Every true podcast has a free and publicly available RSS feed that contains information about the show and each episode. In turn, those episode items include metadata about the show and a link to a hosted audio file. In this tutorial, we will download transcripts for the latest episodes of our favorite shows and store them in text files on our computer.

Before You Start

You will need a Deepgram API Key - get one here. You will also need to install jq and yq to traverse and manipulate XML in your terminal (the data format used for RSS feeds).

This tutorial will be a set of building blocks, slowly growing in complexity towards our end goal. We'll take it slow and explain each step so you can apply this knowledge in other contexts, too.

We'll use the NPR Morning Edition Podcast Feed: https://feeds.npr.org/510318/podcast.xml, but this can be swapped out for your favorite podcast.

Getting Started

Open up your terminal and run the following:

curl https://feeds.npr.org/510318/podcast.xml

This should display the full RSS feed - a bunch of XML (similar to HTML) containing information about the feed.

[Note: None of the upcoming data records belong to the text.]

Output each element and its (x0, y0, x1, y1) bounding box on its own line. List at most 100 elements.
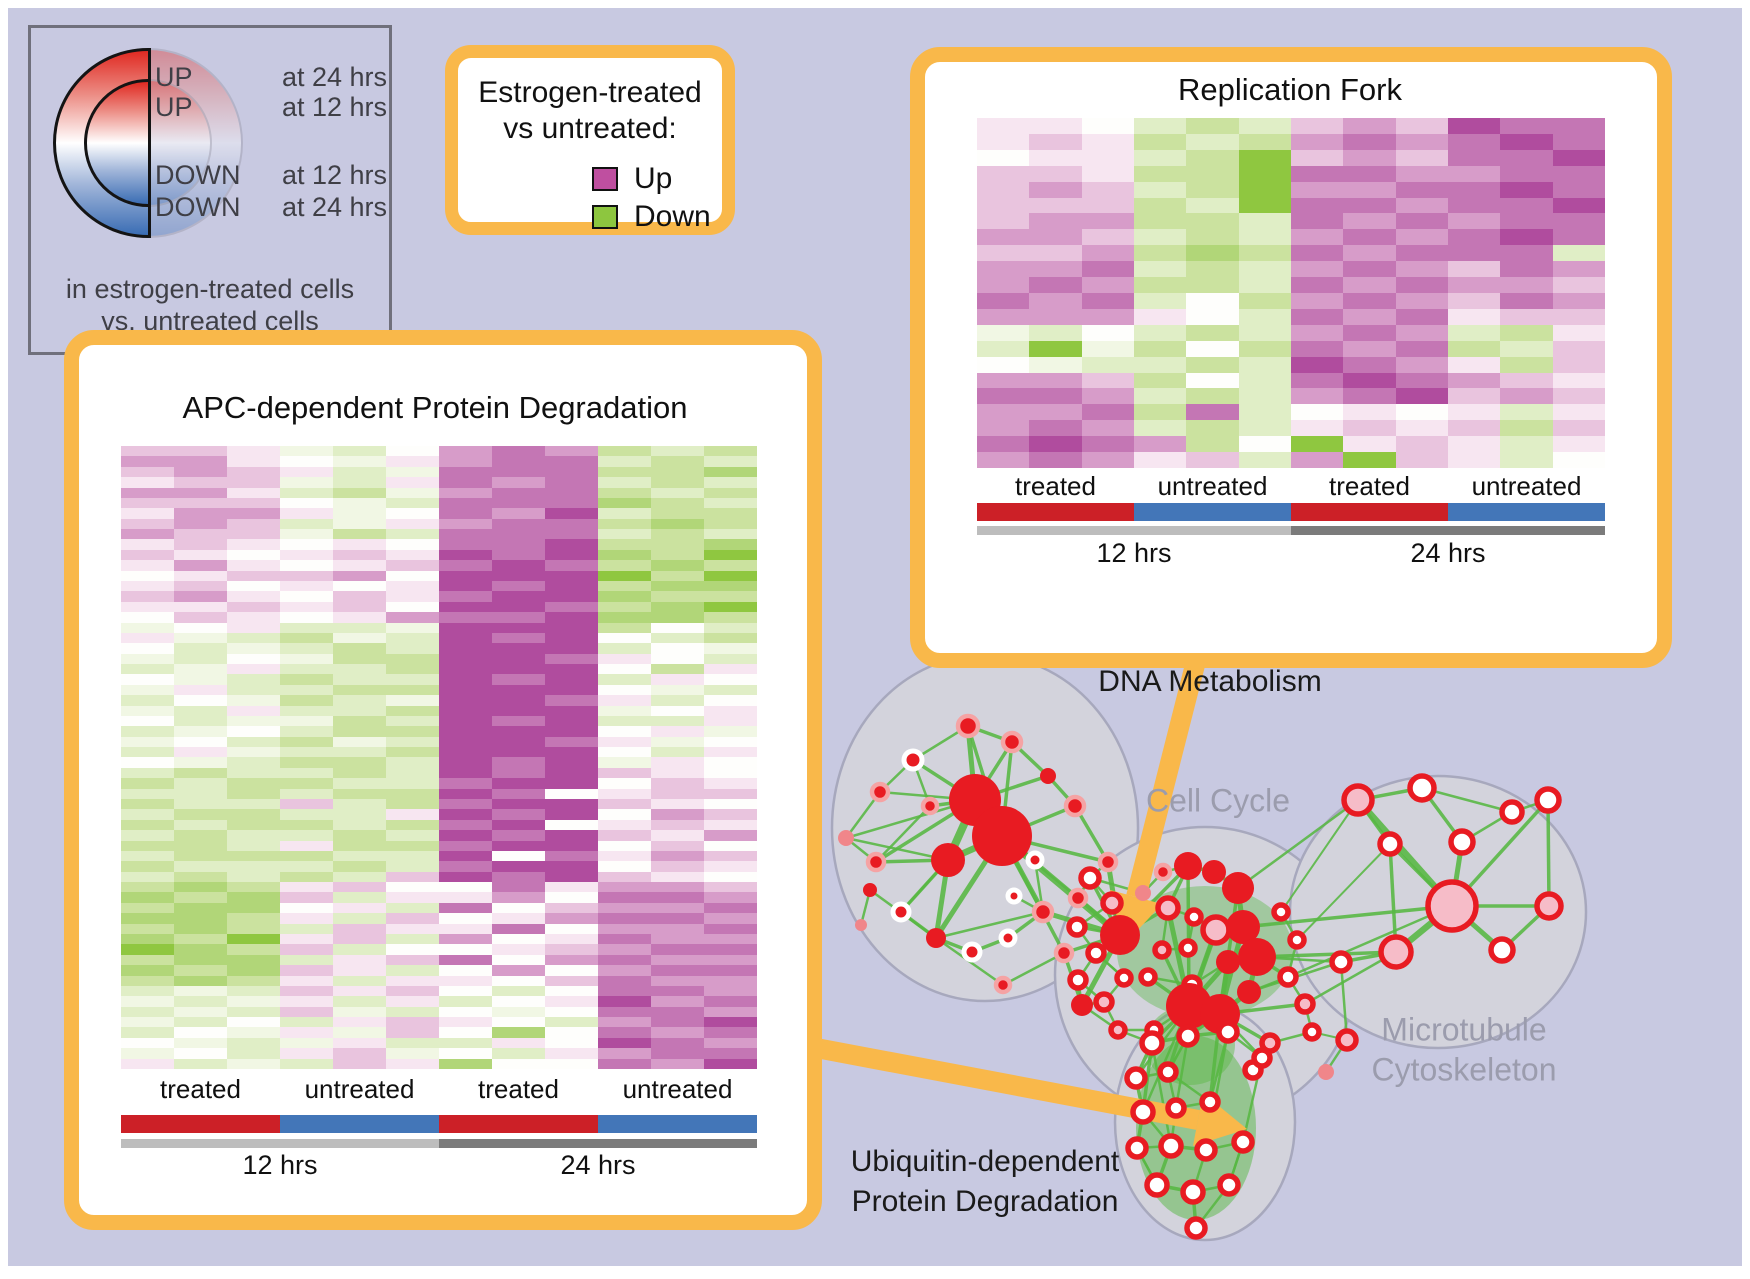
up-color-swatch (592, 167, 618, 191)
legend-item: Down (592, 200, 711, 234)
heatmap-cell (1343, 181, 1396, 198)
heatmap-cell (280, 850, 333, 862)
heatmap-cell (1500, 197, 1553, 214)
heatmap-cell (121, 508, 174, 519)
heatmap-cell (598, 653, 651, 665)
heatmap-cell (280, 944, 333, 955)
treatment-bar-segment (598, 1115, 757, 1133)
heatmap-cell (174, 736, 227, 748)
heatmap-cell (1238, 149, 1291, 166)
heatmap-cell (598, 985, 651, 997)
heatmap-cell (1343, 452, 1396, 468)
heatmap-cell (1290, 436, 1344, 453)
heatmap-cell (174, 560, 227, 571)
heatmap-cell (651, 705, 704, 716)
heatmap-cell (227, 466, 280, 478)
heatmap-cell (333, 612, 386, 623)
heatmap-cell (439, 456, 492, 467)
heatmap-cell (280, 466, 333, 478)
heatmap-cell (545, 622, 598, 633)
heatmap-cell (598, 840, 651, 851)
heatmap-cell (1081, 372, 1134, 389)
heatmap-cell (1186, 229, 1239, 246)
replication-fork-heatmap (977, 118, 1605, 468)
heatmap-cell (1447, 165, 1501, 182)
heatmap-cell (280, 580, 333, 592)
heatmap-cell (174, 529, 227, 540)
heatmap-cell (174, 664, 227, 675)
direction-label: UP (155, 62, 193, 92)
heatmap-cell (704, 757, 757, 768)
heatmap-cell (1238, 452, 1291, 468)
heatmap-cell (1552, 436, 1605, 453)
heatmap-cell (227, 965, 280, 976)
heatmap-cell (1238, 229, 1291, 246)
heatmap-cell (386, 601, 439, 613)
heatmap-cell (280, 1027, 333, 1038)
heatmap-cell (386, 1006, 439, 1018)
heatmap-cell (280, 726, 333, 737)
heatmap-cell (704, 954, 757, 966)
heatmap-cell (492, 840, 545, 851)
heatmap-cell (174, 747, 227, 758)
heatmap-cell (704, 871, 757, 883)
legend-title-line1: Estrogen-treated (478, 76, 702, 109)
heatmap-cell (704, 913, 757, 924)
heatmap-cell (1552, 324, 1605, 341)
heatmap-cell (492, 497, 545, 509)
group-label: treated (1329, 471, 1410, 501)
heatmap-cell (1290, 277, 1344, 293)
heatmap-cell (227, 1027, 280, 1038)
heatmap-cell (333, 591, 386, 602)
heatmap-cell (227, 632, 280, 644)
heatmap-cell (704, 477, 757, 488)
heatmap-cell (280, 965, 333, 976)
heatmap-cell (1500, 165, 1553, 182)
heatmap-cell (704, 726, 757, 737)
heatmap-cell (386, 549, 439, 561)
treatment-bar-segment (977, 503, 1134, 521)
heatmap-cell (598, 923, 651, 935)
heatmap-cell (439, 684, 492, 696)
heatmap-cell (1029, 436, 1082, 453)
heatmap-cell (598, 477, 651, 488)
heatmap-cell (227, 1006, 280, 1018)
heatmap-cell (1029, 293, 1082, 309)
heatmap-cell (704, 632, 757, 644)
heatmap-cell (333, 580, 386, 592)
heatmap-cell (545, 985, 598, 997)
heatmap-cell (598, 1037, 651, 1049)
heatmap-cell (333, 1006, 386, 1018)
heatmap-cell (545, 799, 598, 810)
heatmap-cell (1238, 388, 1291, 405)
heatmap-cell (1552, 420, 1605, 437)
heatmap-cell (280, 653, 333, 665)
heatmap-cell (651, 674, 704, 685)
heatmap-cell (333, 767, 386, 779)
hours-label: 24 hrs (1410, 538, 1486, 568)
heatmap-cell (704, 840, 757, 851)
heatmap-cell (174, 757, 227, 768)
heatmap-cell (386, 664, 439, 675)
heatmap-cell (386, 560, 439, 571)
heatmap-cell (121, 882, 174, 893)
heatmap-cell (333, 809, 386, 820)
heatmap-cell (280, 934, 333, 945)
heatmap-cell (651, 529, 704, 540)
heatmap-cell (1290, 229, 1344, 246)
heatmap-cell (280, 477, 333, 488)
heatmap-cell (1081, 293, 1134, 309)
heatmap-cell (598, 466, 651, 478)
heatmap-cell (704, 612, 757, 623)
heatmap-cell (977, 420, 1030, 437)
heatmap-cell (333, 1037, 386, 1049)
heatmap-cell (492, 1037, 545, 1049)
heatmap-cell (704, 1017, 757, 1028)
heatmap-cell (598, 601, 651, 613)
heatmap-cell (598, 788, 651, 800)
treatment-bar-segment (1134, 503, 1291, 521)
heatmap-cell (545, 1006, 598, 1018)
heatmap-cell (333, 757, 386, 768)
heatmap-cell (333, 778, 386, 789)
heatmap-cell (174, 788, 227, 800)
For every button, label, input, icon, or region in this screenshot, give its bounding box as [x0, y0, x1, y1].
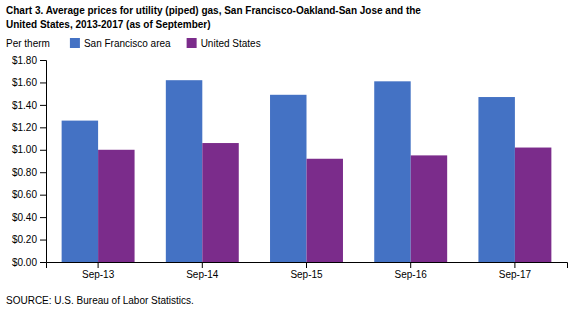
x-tick-mark: [98, 262, 99, 268]
y-tick: $1.60: [12, 77, 46, 88]
bar: [411, 155, 447, 262]
x-tick-mark: [202, 262, 203, 268]
x-tick: Sep-16: [395, 262, 428, 280]
y-tick-label: $1.80: [12, 55, 37, 66]
bar: [98, 150, 134, 262]
x-tick: Sep-15: [290, 262, 323, 280]
y-tick-mark: [40, 127, 46, 128]
x-tick-mark: [514, 262, 515, 268]
legend-swatch: [187, 38, 197, 48]
bar-series: [62, 80, 515, 262]
y-axis-line: [40, 61, 47, 263]
x-axis: Sep-13 Sep-14 Sep-15 Sep-16 Sep-17: [47, 262, 568, 280]
y-tick-label: $0.60: [12, 189, 37, 200]
y-tick-label: $0.00: [12, 257, 37, 268]
legend-item: United States: [187, 38, 261, 49]
plot: $0.00 $0.20 $0.40 $0.60 $0.80 $1.00 $1.20 $1.40…: [12, 55, 568, 280]
bar: [166, 80, 202, 262]
bars: [62, 80, 552, 262]
y-tick-label: $0.40: [12, 212, 37, 223]
y-tick: $0.20: [12, 234, 46, 245]
y-tick-mark: [40, 217, 46, 218]
chart: Chart 3. Average prices for utility (pip…: [0, 0, 579, 310]
y-tick: $0.00: [12, 257, 46, 268]
x-tick-label: Sep-14: [186, 269, 219, 280]
bar-series: [98, 143, 551, 262]
y-tick-label: $1.20: [12, 122, 37, 133]
bar: [478, 97, 514, 262]
x-tick: Sep-17: [499, 262, 532, 280]
legend-label: United States: [201, 38, 261, 49]
y-tick-label: $1.40: [12, 100, 37, 111]
y-tick-mark: [40, 195, 46, 196]
bar: [202, 143, 238, 262]
y-tick-label: $1.00: [12, 144, 37, 155]
bar: [374, 81, 410, 262]
y-tick-label: $1.60: [12, 77, 37, 88]
y-tick: $0.40: [12, 212, 46, 223]
y-tick: $0.80: [12, 167, 46, 178]
x-axis-line: [47, 263, 568, 269]
bar: [515, 148, 551, 262]
x-tick-label: Sep-15: [290, 269, 323, 280]
legend-swatch: [70, 38, 80, 48]
x-tick-mark: [410, 262, 411, 268]
subtitle: United States, 2013-2017 (as of Septembe…: [6, 19, 211, 30]
x-tick: Sep-14: [186, 262, 219, 280]
y-axis: $0.00 $0.20 $0.40 $0.60 $0.80 $1.00 $1.20 $1.40…: [12, 55, 47, 268]
y-tick: $0.60: [12, 189, 46, 200]
y-tick-mark: [40, 60, 46, 61]
bar: [307, 159, 343, 262]
x-tick: Sep-13: [82, 262, 115, 280]
x-tick-label: Sep-13: [82, 269, 115, 280]
title: Chart 3. Average prices for utility (pip…: [6, 5, 421, 16]
x-tick-label: Sep-17: [499, 269, 532, 280]
y-tick: $1.80: [12, 55, 46, 66]
bar: [270, 95, 306, 262]
y-tick: $1.40: [12, 100, 46, 111]
x-tick-label: Sep-16: [395, 269, 428, 280]
legend-label: San Francisco area: [84, 38, 171, 49]
x-tick-mark: [306, 262, 307, 268]
y-tick-mark: [40, 172, 46, 173]
y-tick-mark: [40, 82, 46, 83]
y-tick-mark: [40, 105, 46, 106]
y-tick: $1.00: [12, 144, 46, 155]
legend-item: San Francisco area: [70, 38, 171, 49]
y-tick-label: $0.20: [12, 234, 37, 245]
y-tick-mark: [40, 262, 46, 263]
y-axis-label: Per therm: [6, 38, 50, 49]
y-tick-mark: [40, 240, 46, 241]
y-tick: $1.20: [12, 122, 46, 133]
y-tick-label: $0.80: [12, 167, 37, 178]
source-note: SOURCE: U.S. Bureau of Labor Statistics.: [6, 295, 194, 306]
legend: San Francisco area United States: [70, 38, 261, 49]
bar: [62, 121, 98, 262]
y-tick-mark: [40, 150, 46, 151]
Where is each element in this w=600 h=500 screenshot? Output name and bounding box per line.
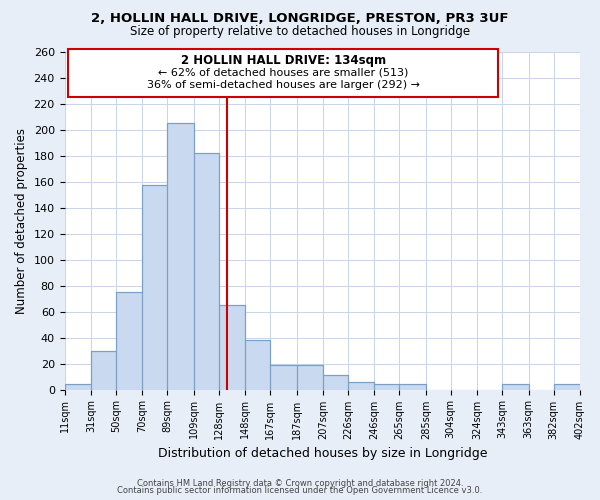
Text: Size of property relative to detached houses in Longridge: Size of property relative to detached ho… bbox=[130, 25, 470, 38]
Text: 36% of semi-detached houses are larger (292) →: 36% of semi-detached houses are larger (… bbox=[147, 80, 420, 90]
Text: Contains public sector information licensed under the Open Government Licence v3: Contains public sector information licen… bbox=[118, 486, 482, 495]
Y-axis label: Number of detached properties: Number of detached properties bbox=[15, 128, 28, 314]
Text: ← 62% of detached houses are smaller (513): ← 62% of detached houses are smaller (51… bbox=[158, 67, 409, 77]
Text: 2, HOLLIN HALL DRIVE, LONGRIDGE, PRESTON, PR3 3UF: 2, HOLLIN HALL DRIVE, LONGRIDGE, PRESTON… bbox=[91, 12, 509, 26]
Text: 2 HOLLIN HALL DRIVE: 134sqm: 2 HOLLIN HALL DRIVE: 134sqm bbox=[181, 54, 386, 67]
Text: Contains HM Land Registry data © Crown copyright and database right 2024.: Contains HM Land Registry data © Crown c… bbox=[137, 478, 463, 488]
X-axis label: Distribution of detached houses by size in Longridge: Distribution of detached houses by size … bbox=[158, 447, 487, 460]
Bar bbox=[68, 49, 498, 97]
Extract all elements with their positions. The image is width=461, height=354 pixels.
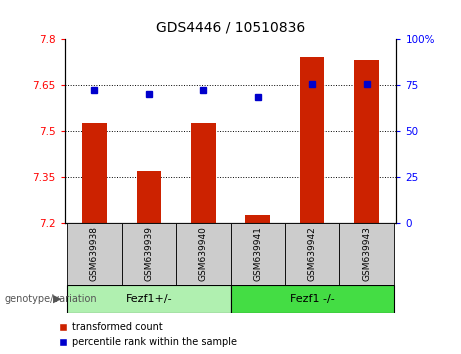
Text: GSM639940: GSM639940 xyxy=(199,227,208,281)
Bar xyxy=(67,285,230,313)
Bar xyxy=(230,223,285,285)
Text: GSM639941: GSM639941 xyxy=(253,227,262,281)
Bar xyxy=(355,61,379,223)
Bar xyxy=(122,223,176,285)
Bar xyxy=(67,223,122,285)
Legend: transformed count, percentile rank within the sample: transformed count, percentile rank withi… xyxy=(55,319,241,351)
Bar xyxy=(245,215,270,223)
Text: GSM639938: GSM639938 xyxy=(90,227,99,281)
Bar xyxy=(285,223,339,285)
Text: ▶: ▶ xyxy=(53,294,62,304)
Bar xyxy=(82,123,106,223)
Bar xyxy=(230,285,394,313)
Text: genotype/variation: genotype/variation xyxy=(5,294,97,304)
Bar xyxy=(300,57,325,223)
Bar xyxy=(136,171,161,223)
Bar xyxy=(191,123,216,223)
Text: GSM639939: GSM639939 xyxy=(144,227,154,281)
Text: Fezf1 -/-: Fezf1 -/- xyxy=(290,294,335,304)
Text: GSM639942: GSM639942 xyxy=(307,227,317,281)
Bar xyxy=(339,223,394,285)
Title: GDS4446 / 10510836: GDS4446 / 10510836 xyxy=(156,21,305,35)
Text: GSM639943: GSM639943 xyxy=(362,227,371,281)
Text: Fezf1+/-: Fezf1+/- xyxy=(125,294,172,304)
Bar xyxy=(176,223,230,285)
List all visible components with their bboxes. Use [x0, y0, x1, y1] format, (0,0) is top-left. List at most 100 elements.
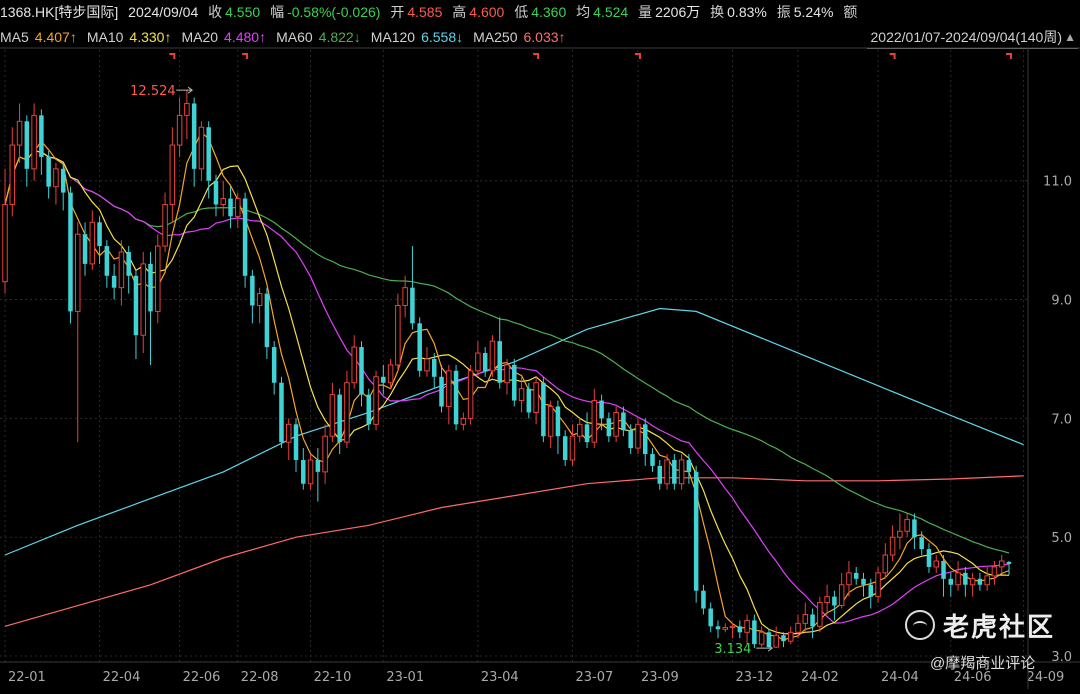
tiger-logo-icon	[905, 610, 935, 640]
candle-body	[686, 459, 692, 472]
candle-body	[220, 198, 227, 205]
candle-body	[817, 602, 823, 627]
candle-body	[562, 436, 568, 460]
ma-legend-value-ma5: 4.407↑	[34, 29, 77, 45]
candle-body	[621, 412, 626, 431]
candle-body	[250, 275, 255, 306]
candle-body	[715, 626, 721, 630]
candle-body	[722, 627, 729, 630]
candle-body	[758, 631, 765, 645]
candle-body	[752, 620, 757, 645]
x-tick-label: 24-02	[801, 670, 839, 685]
candle-body	[526, 388, 532, 413]
candle-body	[963, 572, 968, 585]
candle-body	[991, 566, 998, 577]
low-value: 4.360	[531, 4, 567, 20]
candle-body	[39, 115, 44, 157]
candle-body	[533, 382, 539, 413]
candle-body	[118, 251, 125, 289]
candle-body	[162, 203, 168, 247]
candle-body	[810, 614, 815, 627]
x-tick-label: 22-08	[241, 670, 279, 685]
candle-body	[708, 608, 713, 627]
candle-body	[74, 233, 81, 312]
candle-body	[387, 364, 394, 384]
candle-body	[584, 424, 590, 443]
candle-body	[497, 341, 502, 383]
candle-body	[904, 518, 910, 532]
candle-body	[329, 394, 336, 437]
candle-body	[897, 530, 903, 538]
event-marker-icon	[533, 53, 540, 59]
candle-body	[169, 144, 176, 205]
candle-body	[955, 572, 961, 586]
stock-code[interactable]: 1368.HK[特步国际]	[0, 4, 119, 20]
ma120-line	[4, 307, 1024, 556]
amount-label: 额	[843, 4, 858, 20]
avg-label: 均	[576, 4, 591, 20]
candle-body	[802, 613, 809, 624]
event-marker-icon	[1006, 53, 1012, 59]
y-tick-label: 7.0	[1051, 412, 1072, 427]
change-label: 幅	[270, 4, 285, 20]
high-label: 高	[452, 4, 467, 20]
candle-body	[460, 417, 467, 425]
candle-body	[482, 353, 488, 371]
candle-body	[591, 400, 598, 443]
candle-body	[795, 622, 801, 633]
close-value: 4.550	[225, 4, 261, 20]
x-tick-label: 22-04	[103, 670, 141, 685]
x-tick-label: 24-04	[881, 670, 919, 685]
candle-body	[315, 459, 321, 472]
candle-body	[206, 127, 211, 181]
candle-body	[628, 430, 633, 449]
candle-body	[541, 382, 546, 437]
date-range-text: 2022/01/07-2024/09/04(140周)	[870, 29, 1062, 45]
candle-body	[1006, 561, 1012, 564]
candle-body	[24, 121, 30, 169]
candle-body	[446, 370, 452, 408]
turnover-value: 0.83%	[727, 4, 767, 20]
ma-legend-row: MA5 4.407↑ MA10 4.330↑ MA20 4.480↑ MA60 4.822↓ M…	[0, 26, 1080, 48]
x-tick-label: 23-01	[386, 670, 424, 685]
tiger-community-logo: 老虎社区	[905, 607, 1055, 643]
logo-text: 老虎社区	[943, 611, 1056, 642]
ma-legend-value-ma10: 4.330↑	[129, 29, 172, 45]
candle-body	[366, 394, 372, 425]
open-value: 4.585	[407, 4, 443, 20]
candle-body	[53, 168, 59, 188]
ma250-line	[4, 475, 1024, 627]
candle-body	[882, 554, 889, 574]
y-tick-label: 11.0	[1043, 175, 1072, 190]
high-annotation-arrowhead	[187, 86, 193, 94]
event-marker-icon	[889, 53, 896, 59]
candle-body	[998, 560, 1005, 568]
candle-body	[16, 120, 23, 146]
quote-summary-row: 1368.HK[特步国际] 2024/09/04 收 4.550 幅 -0.58%(…	[0, 1, 1080, 23]
collapse-arrow-icon[interactable]: ▲	[1064, 30, 1076, 44]
candle-body	[838, 584, 845, 607]
event-marker-icon	[169, 53, 176, 59]
low-annotation: 3.134	[714, 642, 751, 657]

Get Just The Episode Items

The structure of the XML includes an rss tag containing a channel tag. Inside of channel is a whole bunch of metadata tags for the show and a set of item tags for each episode. item tags are not inside of a containing list as we might expect with HTML - they are all direct children of channel. Try running the following command:

curl https://feeds.npr.org/510318/podcast.xml | xq '.rss.channel.item[]'

This pipes the curl output into the xq command and extracts all of the item tags. It also pretty prints it in the terminal, which I find quite helpful when exploring the data. What is after the xq command in quotes is known as the 'expression.'